Regarding Ash’s likelihood of success on the merits at trial, the court also didn’t need to strain to reach its conclusion. Williams noted that the Seventh Circuit, like other courts of appeals, often looks to Title VII of the 1964 Civil Rights Act to determine the scope of the ban on sexual discrimination and that the circuit, in Hively v. Ivy Tech Community College, a recent employment discrimination case, found that a lesbian who was denied a faculty position because of her sexual orientation could bring a Title VII sex discrimination claim.
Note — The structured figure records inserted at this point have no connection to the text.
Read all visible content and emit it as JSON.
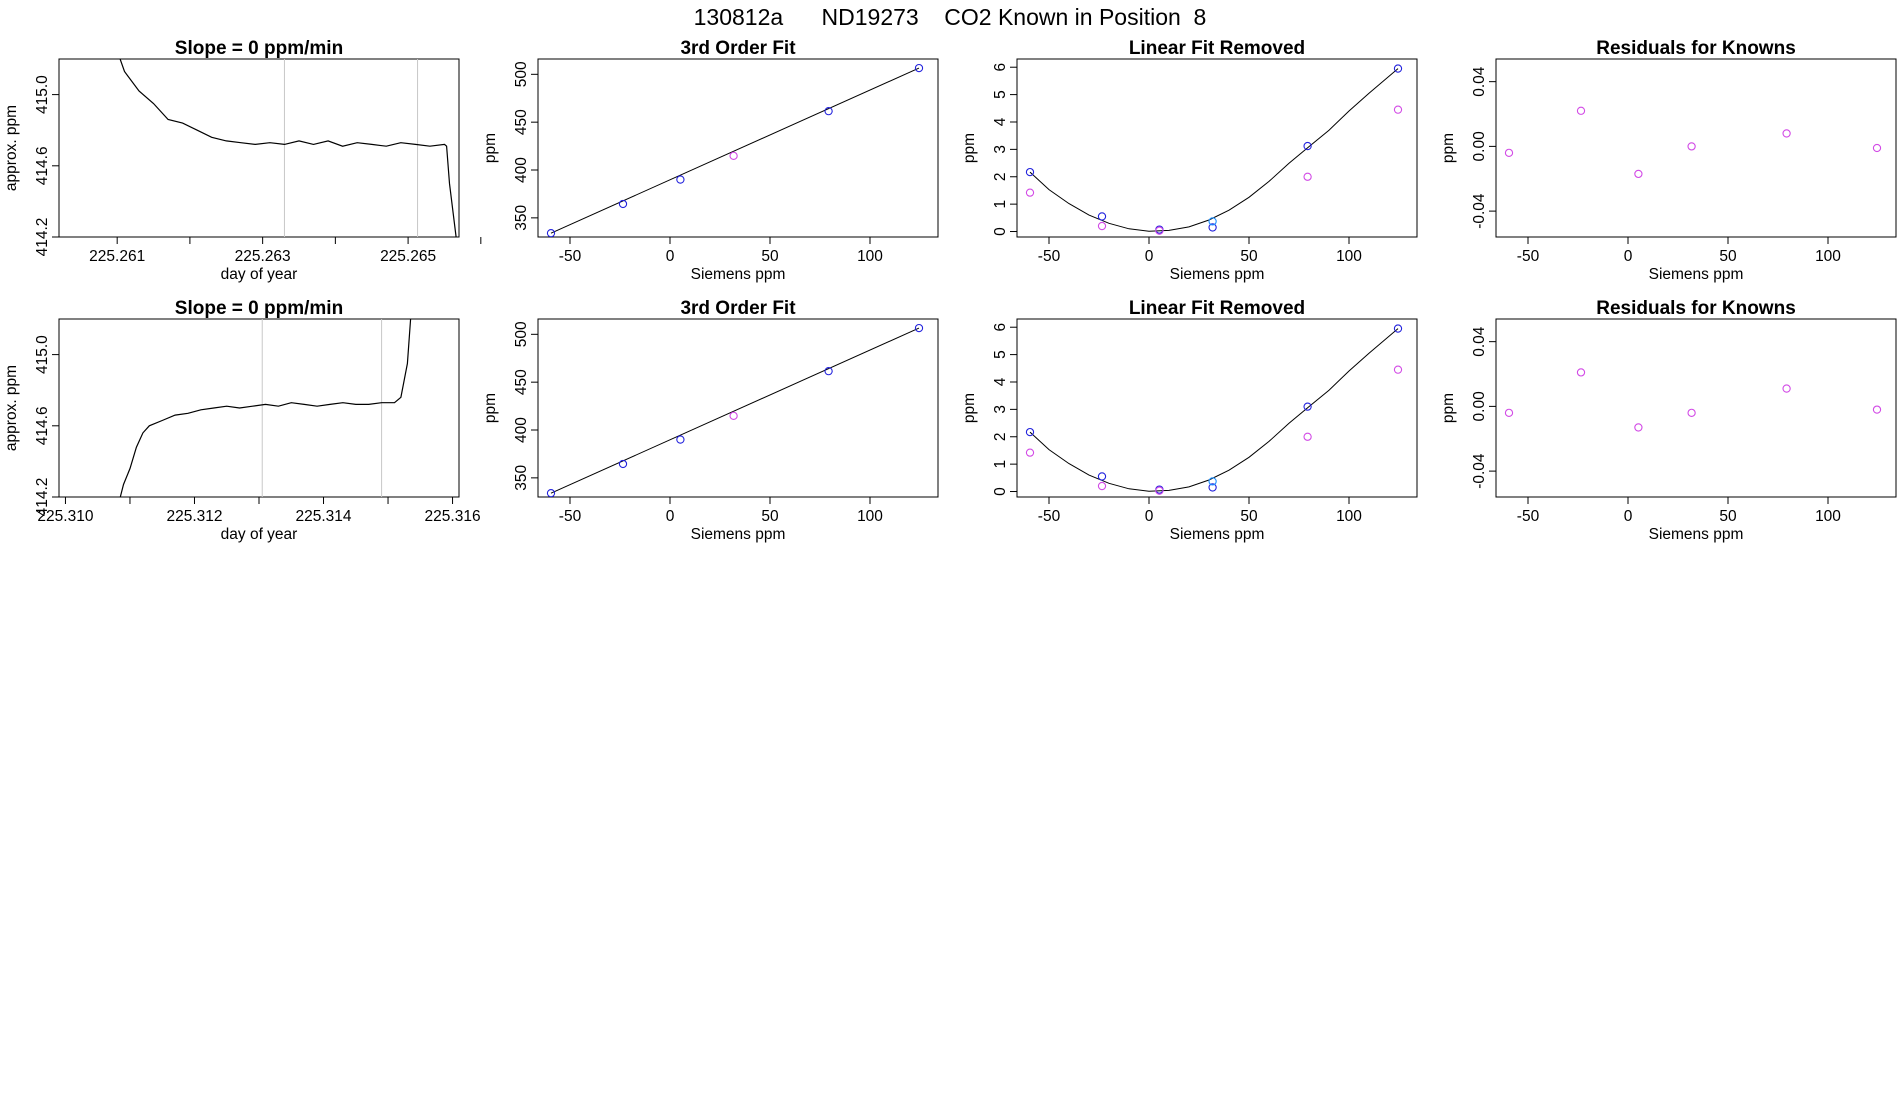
{
  "figure_title": "130812a      ND19273    CO2 Known in Position  8",
  "colors": {
    "blue": "#2222dd",
    "magenta": "#d24ae6",
    "cyan": "#1e90ff",
    "red": "#ff6b6b",
    "vline": "#c8c8c8",
    "line": "#000000"
  },
  "chart_data": [
    {
      "type": "line",
      "title": "Slope =  0  ppm/min",
      "xlabel": "day of year",
      "ylabel": "approx. ppm",
      "xlim": [
        225.2602,
        225.2657
      ],
      "ylim": [
        414.2,
        415.2
      ],
      "xticks": [
        225.261,
        225.262,
        225.263,
        225.264,
        225.265,
        225.266
      ],
      "xtick_labels": [
        "225.261",
        "",
        "225.263",
        "",
        "225.265",
        ""
      ],
      "yticks": [
        414.2,
        414.6,
        415.0
      ],
      "ytick_labels": [
        "414.2",
        "414.6",
        "415.0"
      ],
      "vlines": [
        225.2633,
        225.26513
      ],
      "series": [
        {
          "x": [
            225.26104,
            225.2611,
            225.2613,
            225.2615,
            225.2617,
            225.2619,
            225.2621,
            225.2623,
            225.2625,
            225.2627,
            225.2629,
            225.2631,
            225.2633,
            225.2635,
            225.2637,
            225.2639,
            225.2641,
            225.2643,
            225.2645,
            225.2647,
            225.2649,
            225.2651,
            225.2653,
            225.2655,
            225.26553,
            225.26557,
            225.26566
          ],
          "y": [
            415.2,
            415.13,
            415.02,
            414.95,
            414.86,
            414.84,
            414.8,
            414.76,
            414.74,
            414.73,
            414.72,
            414.73,
            414.72,
            414.74,
            414.72,
            414.74,
            414.71,
            414.73,
            414.72,
            414.71,
            414.73,
            414.72,
            414.71,
            414.72,
            414.71,
            414.5,
            414.2
          ]
        }
      ]
    },
    {
      "type": "scatter",
      "title": "3rd Order Fit",
      "xlabel": "Siemens ppm",
      "ylabel": "ppm",
      "xlim": [
        -66,
        134
      ],
      "ylim": [
        330,
        516
      ],
      "xticks": [
        -50,
        0,
        50,
        100
      ],
      "xtick_labels": [
        "-50",
        "0",
        "50",
        "100"
      ],
      "yticks": [
        350,
        400,
        450,
        500
      ],
      "ytick_labels": [
        "350",
        "400",
        "450",
        "500"
      ],
      "fit_line": {
        "x": [
          -59.5,
          124.5
        ],
        "y": [
          334,
          506.5
        ]
      },
      "series": [
        {
          "color": "blue",
          "x": [
            -59.5,
            -23.5,
            5.2,
            79.3,
            124.5
          ],
          "y": [
            334,
            364.5,
            390,
            461.5,
            506.5
          ]
        },
        {
          "color": "magenta",
          "x": [
            31.8
          ],
          "y": [
            414.8
          ]
        }
      ]
    },
    {
      "type": "scatter",
      "title": "Linear Fit Removed",
      "xlabel": "Siemens ppm",
      "ylabel": "ppm",
      "xlim": [
        -66,
        134
      ],
      "ylim": [
        -0.2,
        6.3
      ],
      "xticks": [
        -50,
        0,
        50,
        100
      ],
      "xtick_labels": [
        "-50",
        "0",
        "50",
        "100"
      ],
      "yticks": [
        0,
        1,
        2,
        3,
        4,
        5,
        6
      ],
      "ytick_labels": [
        "0",
        "1",
        "2",
        "3",
        "4",
        "5",
        "6"
      ],
      "curve": {
        "x": [
          -59.5,
          -50,
          -40,
          -30,
          -20,
          -10,
          0,
          10,
          20,
          30,
          40,
          50,
          60,
          70,
          80,
          90,
          100,
          110,
          124.5
        ],
        "y": [
          2.17,
          1.53,
          1.02,
          0.6,
          0.3,
          0.1,
          0.01,
          0.04,
          0.17,
          0.42,
          0.78,
          1.25,
          1.83,
          2.49,
          3.1,
          3.7,
          4.4,
          5.05,
          5.95
        ]
      },
      "series": [
        {
          "color": "blue",
          "x": [
            -59.5,
            -23.5,
            5.2,
            31.8,
            79.3,
            124.5
          ],
          "y": [
            2.17,
            0.55,
            0.07,
            0.15,
            3.12,
            5.95
          ]
        },
        {
          "color": "magenta",
          "x": [
            -59.5,
            -23.5,
            5.2,
            79.3,
            124.5
          ],
          "y": [
            1.42,
            0.2,
            0.03,
            2.0,
            4.45
          ]
        },
        {
          "color": "cyan",
          "x": [
            31.8
          ],
          "y": [
            0.37
          ]
        }
      ]
    },
    {
      "type": "scatter",
      "title": "Residuals for Knowns",
      "xlabel": "Siemens ppm",
      "ylabel": "ppm",
      "xlim": [
        -66,
        134
      ],
      "ylim": [
        -0.056,
        0.054
      ],
      "xticks": [
        -50,
        0,
        50,
        100
      ],
      "xtick_labels": [
        "-50",
        "0",
        "50",
        "100"
      ],
      "yticks": [
        -0.04,
        0.0,
        0.04
      ],
      "ytick_labels": [
        "-0.04",
        "0.00",
        "0.04"
      ],
      "series": [
        {
          "color": "magenta",
          "x": [
            -59.5,
            -23.5,
            5.2,
            31.8,
            79.3,
            124.5
          ],
          "y": [
            -0.004,
            0.022,
            -0.017,
            0.0,
            0.008,
            -0.001
          ]
        }
      ]
    },
    {
      "type": "line",
      "title": "Slope =  0  ppm/min",
      "xlabel": "day of year",
      "ylabel": "approx. ppm",
      "xlim": [
        225.3099,
        225.3161
      ],
      "ylim": [
        414.2,
        415.2
      ],
      "xticks": [
        225.31,
        225.311,
        225.312,
        225.313,
        225.314,
        225.315,
        225.316
      ],
      "xtick_labels": [
        "225.310",
        "",
        "225.312",
        "",
        "225.314",
        "",
        "225.316"
      ],
      "yticks": [
        414.2,
        414.6,
        415.0
      ],
      "ytick_labels": [
        "414.2",
        "414.6",
        "415.0"
      ],
      "vlines": [
        225.31305,
        225.3149
      ],
      "series": [
        {
          "x": [
            225.31085,
            225.3109,
            225.311,
            225.3111,
            225.3112,
            225.3113,
            225.3115,
            225.3117,
            225.3119,
            225.3121,
            225.3123,
            225.3125,
            225.3127,
            225.3129,
            225.3131,
            225.3133,
            225.3135,
            225.3137,
            225.3139,
            225.3141,
            225.3143,
            225.3145,
            225.3147,
            225.3149,
            225.3151,
            225.3152,
            225.3153,
            225.31535
          ],
          "y": [
            414.2,
            414.27,
            414.36,
            414.48,
            414.56,
            414.6,
            414.63,
            414.66,
            414.67,
            414.69,
            414.7,
            414.71,
            414.7,
            414.71,
            414.72,
            414.71,
            414.73,
            414.72,
            414.71,
            414.72,
            414.73,
            414.72,
            414.72,
            414.73,
            414.73,
            414.76,
            414.95,
            415.2
          ]
        }
      ]
    },
    {
      "type": "scatter",
      "title": "3rd Order Fit",
      "xlabel": "Siemens ppm",
      "ylabel": "ppm",
      "xlim": [
        -66,
        134
      ],
      "ylim": [
        330,
        516
      ],
      "xticks": [
        -50,
        0,
        50,
        100
      ],
      "xtick_labels": [
        "-50",
        "0",
        "50",
        "100"
      ],
      "yticks": [
        350,
        400,
        450,
        500
      ],
      "ytick_labels": [
        "350",
        "400",
        "450",
        "500"
      ],
      "fit_line": {
        "x": [
          -59.5,
          124.5
        ],
        "y": [
          334,
          506.5
        ]
      },
      "series": [
        {
          "color": "blue",
          "x": [
            -59.5,
            -23.5,
            5.2,
            79.3,
            124.5
          ],
          "y": [
            334,
            364.5,
            390,
            461.5,
            506.5
          ]
        },
        {
          "color": "magenta",
          "x": [
            31.8
          ],
          "y": [
            414.8
          ]
        }
      ]
    },
    {
      "type": "scatter",
      "title": "Linear Fit Removed",
      "xlabel": "Siemens ppm",
      "ylabel": "ppm",
      "xlim": [
        -66,
        134
      ],
      "ylim": [
        -0.2,
        6.3
      ],
      "xticks": [
        -50,
        0,
        50,
        100
      ],
      "xtick_labels": [
        "-50",
        "0",
        "50",
        "100"
      ],
      "yticks": [
        0,
        1,
        2,
        3,
        4,
        5,
        6
      ],
      "ytick_labels": [
        "0",
        "1",
        "2",
        "3",
        "4",
        "5",
        "6"
      ],
      "curve": {
        "x": [
          -59.5,
          -50,
          -40,
          -30,
          -20,
          -10,
          0,
          10,
          20,
          30,
          40,
          50,
          60,
          70,
          80,
          90,
          100,
          110,
          124.5
        ],
        "y": [
          2.17,
          1.53,
          1.02,
          0.6,
          0.3,
          0.1,
          0.01,
          0.04,
          0.17,
          0.42,
          0.78,
          1.25,
          1.83,
          2.49,
          3.1,
          3.7,
          4.4,
          5.05,
          5.95
        ]
      },
      "series": [
        {
          "color": "blue",
          "x": [
            -59.5,
            -23.5,
            5.2,
            31.8,
            79.3,
            124.5
          ],
          "y": [
            2.17,
            0.55,
            0.07,
            0.15,
            3.1,
            5.95
          ]
        },
        {
          "color": "magenta",
          "x": [
            -59.5,
            -23.5,
            5.2,
            79.3,
            124.5
          ],
          "y": [
            1.42,
            0.2,
            0.03,
            2.0,
            4.45
          ]
        },
        {
          "color": "cyan",
          "x": [
            31.8
          ],
          "y": [
            0.37
          ]
        }
      ]
    },
    {
      "type": "scatter",
      "title": "Residuals for Knowns",
      "xlabel": "Siemens ppm",
      "ylabel": "ppm",
      "xlim": [
        -66,
        134
      ],
      "ylim": [
        -0.056,
        0.054
      ],
      "xticks": [
        -50,
        0,
        50,
        100
      ],
      "xtick_labels": [
        "-50",
        "0",
        "50",
        "100"
      ],
      "yticks": [
        -0.04,
        0.0,
        0.04
      ],
      "ytick_labels": [
        "-0.04",
        "0.00",
        "0.04"
      ],
      "series": [
        {
          "color": "magenta",
          "x": [
            -59.5,
            -23.5,
            5.2,
            31.8,
            79.3,
            124.5
          ],
          "y": [
            -0.004,
            0.021,
            -0.013,
            -0.004,
            0.011,
            -0.002
          ]
        }
      ]
    }
  ]
}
That decision, Williams found, clearly overruled a 1984 Seventh Circuit decision that denied a Title VII claim by a transgender airline pilot.
“By definition, a transgender individual does not conform to the sex-based stereotypes of the sex that he or she was assigned at birth,” wrote Williams, who cited a long list of federal court rulings applying Title VII to cases of gender identity discrimination.
“Ash can demonstrate a likelihood of success on the merits of his claim because he has alleged that the School District has denied him access to the boys’ restroom because he is transgender,” the judge found.
The panel also embraced Whitaker’s alternative constitutional equal protection claim, rejecting the school district’s argument that because it has a “rational basis” for adopting its bathroom access rule – protecting the privacy of male students who did not want to use a bathroom with a girl – it could prevail over Ash on the constitutional claim. Since the court concluded that a gender identity discrimination claim is – in actuality – a sex discrimination claim, the appropriate the level of judicial review would be the same that courts use for sex discrimination claims: heightened scrutiny. Under that stringent standard, the discriminatory policy is presumed to be unconstitutional and the school district has the burden to show that it has an “exceedingly persuasive” justification– not merely a “rational basis” (if, in fact, its argument is rational) – for adopting the policy.
Williams observed that the administration never received a single complaint from other students about Whitaker using the boys’ bathrooms.
“This policy does nothing to protect the privacy rights of each individual student vis-à-vis students who share similar anatomy and it ignores the practical reality of how Ash, as a transgender boy, uses the restroom: by entering a stall and closing the door,” Williams wrote. “A transgender student’s presence in the restroom provides no more of a risk to other students’ privacy rights than the presence of an overly curious student of the same biological sex who decides to sneak glances at his or her classmates performing their bodily functions... Common sense tells us that the communal restroom is a place where individuals act in a discreet manner to protect their privacy and those who have true privacy concerns are able to utilize a stall.”
Having found that Ash’s allegations fulfilled all the tests required for obtaining a preliminary injunction, the court denied the school district’s appeal and affirmed Judge Pepper’s temporary injunction. There were no immediate indications that the school district would seek en banc review or petition the Supreme Court for a stay – and the impending end of Whitaker’s high school career might lead Kenosha officials to let the matter rest.
Whitaker is represented by Robert Theine Pledl of Pledl & Cohn in Milwaukee, Joseph John Wardenski and Sasha M. Samberg-Champion of Relman, Dane & Colfax PLLC, Washington, DC, and Shawn Thomas Meerkamper, Alison Pennington, and Ilona M. Turner with the Transgender Law Center of Oakland, California. Among those filing amicus briefs in his support were Lambda Legal, PFLAG, gay-straight alliances, and women’s rights groups. The only amicus support for the school district came from Alliance Defending Freedom (ADF), the anti-LGBTQ religious litigation group.